Peter Mulroy, secretary general at FCI, said, “This is the very first transaction where a development bank had provided a guarantee within the EdiFactoring environment. It really enhanced the transaction and as a result of its uniqueness and the many benefits that the transaction resulted in, it was one of the top winners of the Best Deal of the Year award at the FCI annual meeting in Washington, DC last year.”

City view

Future opportunities

From a high level, there are certainly more opportunities for multinational development banks or other development finance institutions to facilitate trade on FCI’s factoring platform. 

Development finance institutions play a crucial role in mitigating cross-border trade risks, especially in countries with a lack of confidence between counterparties or where the financing gap is significant. 

By establishing guarantee mechanisms, these institutions can protect banks in one country and allow them to fund receivables from buyers in high-risk countries, which would otherwise not be possible.

Promoting innovative financing solutions can have further benefits down the road for the many smaller firms that may not currently have access to traditional financing mechanisms.

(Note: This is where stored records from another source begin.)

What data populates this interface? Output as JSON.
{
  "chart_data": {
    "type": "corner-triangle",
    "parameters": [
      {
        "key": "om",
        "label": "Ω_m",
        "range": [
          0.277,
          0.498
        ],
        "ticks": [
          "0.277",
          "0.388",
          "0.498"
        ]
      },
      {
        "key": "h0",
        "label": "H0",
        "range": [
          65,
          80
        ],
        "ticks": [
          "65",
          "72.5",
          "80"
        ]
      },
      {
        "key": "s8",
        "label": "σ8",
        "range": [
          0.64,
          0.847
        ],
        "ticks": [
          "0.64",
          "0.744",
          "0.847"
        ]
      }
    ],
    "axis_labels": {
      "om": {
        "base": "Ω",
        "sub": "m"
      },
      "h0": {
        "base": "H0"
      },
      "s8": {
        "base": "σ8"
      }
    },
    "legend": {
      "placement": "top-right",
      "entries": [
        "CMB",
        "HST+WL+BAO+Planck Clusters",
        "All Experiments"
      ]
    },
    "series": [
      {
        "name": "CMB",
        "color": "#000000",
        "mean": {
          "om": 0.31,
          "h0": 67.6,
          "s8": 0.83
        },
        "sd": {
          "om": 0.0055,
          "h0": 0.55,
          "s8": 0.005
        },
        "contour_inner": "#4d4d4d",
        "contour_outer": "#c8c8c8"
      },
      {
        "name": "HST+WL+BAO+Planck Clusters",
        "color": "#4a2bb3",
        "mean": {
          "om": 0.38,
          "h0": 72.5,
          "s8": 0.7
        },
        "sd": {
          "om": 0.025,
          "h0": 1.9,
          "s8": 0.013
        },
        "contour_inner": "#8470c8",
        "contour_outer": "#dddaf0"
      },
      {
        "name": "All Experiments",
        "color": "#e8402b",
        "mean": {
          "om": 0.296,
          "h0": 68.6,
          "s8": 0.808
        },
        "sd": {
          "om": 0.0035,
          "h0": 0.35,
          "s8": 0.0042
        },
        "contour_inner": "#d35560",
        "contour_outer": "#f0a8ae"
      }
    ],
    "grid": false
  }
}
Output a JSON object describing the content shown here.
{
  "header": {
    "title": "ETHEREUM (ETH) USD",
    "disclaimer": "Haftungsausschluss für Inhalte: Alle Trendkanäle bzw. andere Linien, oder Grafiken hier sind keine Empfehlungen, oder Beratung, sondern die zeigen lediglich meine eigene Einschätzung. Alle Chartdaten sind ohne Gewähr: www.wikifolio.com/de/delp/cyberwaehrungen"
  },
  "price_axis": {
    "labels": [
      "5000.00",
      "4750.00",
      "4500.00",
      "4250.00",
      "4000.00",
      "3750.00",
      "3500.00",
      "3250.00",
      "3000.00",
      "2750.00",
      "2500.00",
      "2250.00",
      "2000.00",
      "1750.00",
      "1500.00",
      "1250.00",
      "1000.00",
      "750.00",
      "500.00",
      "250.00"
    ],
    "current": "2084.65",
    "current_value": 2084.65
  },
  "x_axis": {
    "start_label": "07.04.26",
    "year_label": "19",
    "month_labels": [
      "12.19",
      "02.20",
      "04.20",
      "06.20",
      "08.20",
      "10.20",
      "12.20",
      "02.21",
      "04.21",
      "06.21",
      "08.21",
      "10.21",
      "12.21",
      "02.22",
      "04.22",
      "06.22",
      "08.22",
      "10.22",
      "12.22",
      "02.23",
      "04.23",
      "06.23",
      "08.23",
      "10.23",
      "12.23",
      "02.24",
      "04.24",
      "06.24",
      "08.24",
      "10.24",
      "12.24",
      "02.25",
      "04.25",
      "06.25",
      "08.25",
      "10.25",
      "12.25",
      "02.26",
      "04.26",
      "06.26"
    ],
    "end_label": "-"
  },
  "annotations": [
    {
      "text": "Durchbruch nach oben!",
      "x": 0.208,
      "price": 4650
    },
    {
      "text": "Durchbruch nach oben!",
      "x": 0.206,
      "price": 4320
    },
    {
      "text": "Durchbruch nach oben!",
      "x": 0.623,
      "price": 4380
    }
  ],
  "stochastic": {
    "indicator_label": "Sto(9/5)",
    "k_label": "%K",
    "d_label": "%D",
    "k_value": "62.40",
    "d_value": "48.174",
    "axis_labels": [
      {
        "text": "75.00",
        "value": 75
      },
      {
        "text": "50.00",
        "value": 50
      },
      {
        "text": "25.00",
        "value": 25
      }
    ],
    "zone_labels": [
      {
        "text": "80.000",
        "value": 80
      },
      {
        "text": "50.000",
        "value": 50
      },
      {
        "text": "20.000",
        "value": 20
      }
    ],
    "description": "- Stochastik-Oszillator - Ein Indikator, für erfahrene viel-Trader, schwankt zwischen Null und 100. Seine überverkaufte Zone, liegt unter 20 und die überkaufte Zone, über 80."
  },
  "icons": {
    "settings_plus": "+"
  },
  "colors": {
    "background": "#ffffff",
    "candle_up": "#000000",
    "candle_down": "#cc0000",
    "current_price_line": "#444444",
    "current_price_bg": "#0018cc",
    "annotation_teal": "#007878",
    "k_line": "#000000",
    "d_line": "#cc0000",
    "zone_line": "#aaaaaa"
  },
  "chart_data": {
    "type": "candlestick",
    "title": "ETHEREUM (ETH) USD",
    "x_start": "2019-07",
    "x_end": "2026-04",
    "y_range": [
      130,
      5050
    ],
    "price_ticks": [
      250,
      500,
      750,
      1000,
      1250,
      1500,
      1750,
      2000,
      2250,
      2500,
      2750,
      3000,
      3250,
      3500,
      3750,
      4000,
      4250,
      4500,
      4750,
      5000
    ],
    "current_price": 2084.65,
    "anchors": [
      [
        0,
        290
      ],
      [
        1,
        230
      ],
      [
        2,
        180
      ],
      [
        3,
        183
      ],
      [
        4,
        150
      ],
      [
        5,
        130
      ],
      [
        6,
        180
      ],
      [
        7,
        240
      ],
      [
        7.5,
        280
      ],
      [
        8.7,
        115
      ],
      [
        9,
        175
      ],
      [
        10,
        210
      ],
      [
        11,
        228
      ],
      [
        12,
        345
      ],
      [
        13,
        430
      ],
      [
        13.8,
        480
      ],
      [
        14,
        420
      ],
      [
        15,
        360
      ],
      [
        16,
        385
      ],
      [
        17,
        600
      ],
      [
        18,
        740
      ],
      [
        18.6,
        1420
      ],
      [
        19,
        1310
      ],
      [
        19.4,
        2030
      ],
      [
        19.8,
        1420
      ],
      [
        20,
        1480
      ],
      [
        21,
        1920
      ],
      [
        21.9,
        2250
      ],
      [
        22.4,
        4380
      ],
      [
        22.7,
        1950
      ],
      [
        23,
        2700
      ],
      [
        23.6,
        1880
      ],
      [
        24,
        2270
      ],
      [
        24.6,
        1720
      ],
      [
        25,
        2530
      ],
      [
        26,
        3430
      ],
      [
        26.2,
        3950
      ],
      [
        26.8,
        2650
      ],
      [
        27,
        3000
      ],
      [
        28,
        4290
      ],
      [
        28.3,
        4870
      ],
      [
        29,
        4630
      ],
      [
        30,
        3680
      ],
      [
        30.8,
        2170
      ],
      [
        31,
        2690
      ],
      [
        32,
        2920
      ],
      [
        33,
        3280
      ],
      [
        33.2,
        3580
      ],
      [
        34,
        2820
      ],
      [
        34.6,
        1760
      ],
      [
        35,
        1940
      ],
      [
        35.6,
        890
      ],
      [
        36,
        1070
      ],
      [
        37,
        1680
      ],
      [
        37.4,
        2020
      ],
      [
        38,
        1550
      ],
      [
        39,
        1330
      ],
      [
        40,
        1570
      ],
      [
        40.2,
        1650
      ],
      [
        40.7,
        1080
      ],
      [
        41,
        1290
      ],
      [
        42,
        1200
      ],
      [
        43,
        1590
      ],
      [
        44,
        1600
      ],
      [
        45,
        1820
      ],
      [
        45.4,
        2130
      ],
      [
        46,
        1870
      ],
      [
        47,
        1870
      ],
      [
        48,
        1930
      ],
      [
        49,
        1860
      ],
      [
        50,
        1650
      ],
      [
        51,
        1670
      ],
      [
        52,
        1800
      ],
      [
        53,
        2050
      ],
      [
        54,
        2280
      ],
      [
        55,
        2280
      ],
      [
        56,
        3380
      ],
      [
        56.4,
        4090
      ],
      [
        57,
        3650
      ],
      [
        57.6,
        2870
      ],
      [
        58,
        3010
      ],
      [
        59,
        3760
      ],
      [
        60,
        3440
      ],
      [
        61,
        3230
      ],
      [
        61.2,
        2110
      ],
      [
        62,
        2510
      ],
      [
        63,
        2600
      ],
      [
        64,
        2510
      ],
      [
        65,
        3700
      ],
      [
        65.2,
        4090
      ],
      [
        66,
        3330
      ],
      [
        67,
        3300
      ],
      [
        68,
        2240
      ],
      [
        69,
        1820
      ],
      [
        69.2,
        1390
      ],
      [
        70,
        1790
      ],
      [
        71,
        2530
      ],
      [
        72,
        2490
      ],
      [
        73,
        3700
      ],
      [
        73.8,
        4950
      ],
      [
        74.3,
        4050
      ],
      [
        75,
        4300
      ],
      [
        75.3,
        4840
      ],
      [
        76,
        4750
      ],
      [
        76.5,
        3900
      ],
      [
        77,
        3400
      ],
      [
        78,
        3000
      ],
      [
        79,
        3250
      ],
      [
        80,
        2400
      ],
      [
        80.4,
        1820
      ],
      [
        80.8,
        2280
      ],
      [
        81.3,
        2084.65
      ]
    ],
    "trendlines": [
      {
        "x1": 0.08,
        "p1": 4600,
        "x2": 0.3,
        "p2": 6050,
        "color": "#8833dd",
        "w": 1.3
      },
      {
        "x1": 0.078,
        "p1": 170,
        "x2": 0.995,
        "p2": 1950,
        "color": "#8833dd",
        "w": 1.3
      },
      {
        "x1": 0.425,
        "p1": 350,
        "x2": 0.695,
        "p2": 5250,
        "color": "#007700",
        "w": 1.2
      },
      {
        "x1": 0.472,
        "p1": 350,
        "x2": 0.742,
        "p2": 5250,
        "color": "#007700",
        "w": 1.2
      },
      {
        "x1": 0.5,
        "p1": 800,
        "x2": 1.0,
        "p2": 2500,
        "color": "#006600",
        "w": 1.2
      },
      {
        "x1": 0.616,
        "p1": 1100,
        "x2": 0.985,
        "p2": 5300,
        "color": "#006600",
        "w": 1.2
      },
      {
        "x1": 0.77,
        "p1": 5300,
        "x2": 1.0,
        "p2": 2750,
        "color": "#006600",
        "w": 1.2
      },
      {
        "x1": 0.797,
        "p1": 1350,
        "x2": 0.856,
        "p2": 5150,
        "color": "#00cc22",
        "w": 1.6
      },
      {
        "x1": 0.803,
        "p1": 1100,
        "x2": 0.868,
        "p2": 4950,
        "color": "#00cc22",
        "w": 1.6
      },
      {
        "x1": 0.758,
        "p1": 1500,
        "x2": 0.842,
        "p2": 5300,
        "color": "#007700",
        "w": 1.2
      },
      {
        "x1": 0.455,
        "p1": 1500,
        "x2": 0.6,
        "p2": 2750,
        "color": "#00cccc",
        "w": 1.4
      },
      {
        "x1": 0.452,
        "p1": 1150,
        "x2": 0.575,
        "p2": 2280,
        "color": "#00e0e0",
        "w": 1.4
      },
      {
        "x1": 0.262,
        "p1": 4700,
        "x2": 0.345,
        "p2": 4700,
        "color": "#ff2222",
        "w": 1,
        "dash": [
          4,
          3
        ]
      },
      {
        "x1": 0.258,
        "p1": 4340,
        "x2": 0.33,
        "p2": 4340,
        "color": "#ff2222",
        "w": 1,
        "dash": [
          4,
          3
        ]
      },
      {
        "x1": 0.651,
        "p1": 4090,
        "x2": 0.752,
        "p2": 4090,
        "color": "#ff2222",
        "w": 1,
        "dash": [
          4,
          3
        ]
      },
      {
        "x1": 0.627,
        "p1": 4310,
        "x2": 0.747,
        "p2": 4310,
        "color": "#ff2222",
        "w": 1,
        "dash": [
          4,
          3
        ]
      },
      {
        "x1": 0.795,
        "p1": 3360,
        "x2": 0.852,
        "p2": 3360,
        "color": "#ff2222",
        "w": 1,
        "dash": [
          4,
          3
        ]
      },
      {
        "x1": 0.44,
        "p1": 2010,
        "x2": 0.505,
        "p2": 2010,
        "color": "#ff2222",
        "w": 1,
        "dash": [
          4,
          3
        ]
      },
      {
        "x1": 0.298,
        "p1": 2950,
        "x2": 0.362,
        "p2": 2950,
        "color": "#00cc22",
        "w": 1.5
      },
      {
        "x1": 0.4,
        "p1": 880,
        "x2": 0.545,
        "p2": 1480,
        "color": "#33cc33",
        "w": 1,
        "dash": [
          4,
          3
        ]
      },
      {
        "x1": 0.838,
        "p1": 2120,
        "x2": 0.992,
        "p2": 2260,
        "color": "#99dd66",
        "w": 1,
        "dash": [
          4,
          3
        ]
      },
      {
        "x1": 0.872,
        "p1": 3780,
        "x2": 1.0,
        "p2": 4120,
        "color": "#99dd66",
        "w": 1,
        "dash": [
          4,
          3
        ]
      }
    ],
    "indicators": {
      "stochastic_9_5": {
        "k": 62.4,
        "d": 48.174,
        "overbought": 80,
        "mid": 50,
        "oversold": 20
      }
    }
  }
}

Nana Khurodze, associate director, senior banker of the Trade Facilitation Program at EBRD, said, “Unlike a traditional lending relationship, factoring and supply chain finance allows suppliers with weak credit ratings to access funding based on the value of their receivables or approve the invoice in the case of supply chain finance.” 

It is a promising indication that factoring and supply chain finance are fast-growing sources of short-term financing for micro, small, and medium-sized enterprises. 

However, with any financial transaction, there are potential risks involved, one of which is the potential risk of currency volatility which can lead to fluctuations in the exchange rate and can ultimately affect the transaction’s profitability. 

Another risk is the possibility of political instability or conflict in the buyer’s country, which can disrupt the supply chain and impact the ability to collect receivables.

By identifying potential risks and implementing appropriate risk mitigation strategies, these institutions can help ensure the transaction’s success and benefit both the corporates and SMEs involved, as well as the partner banks.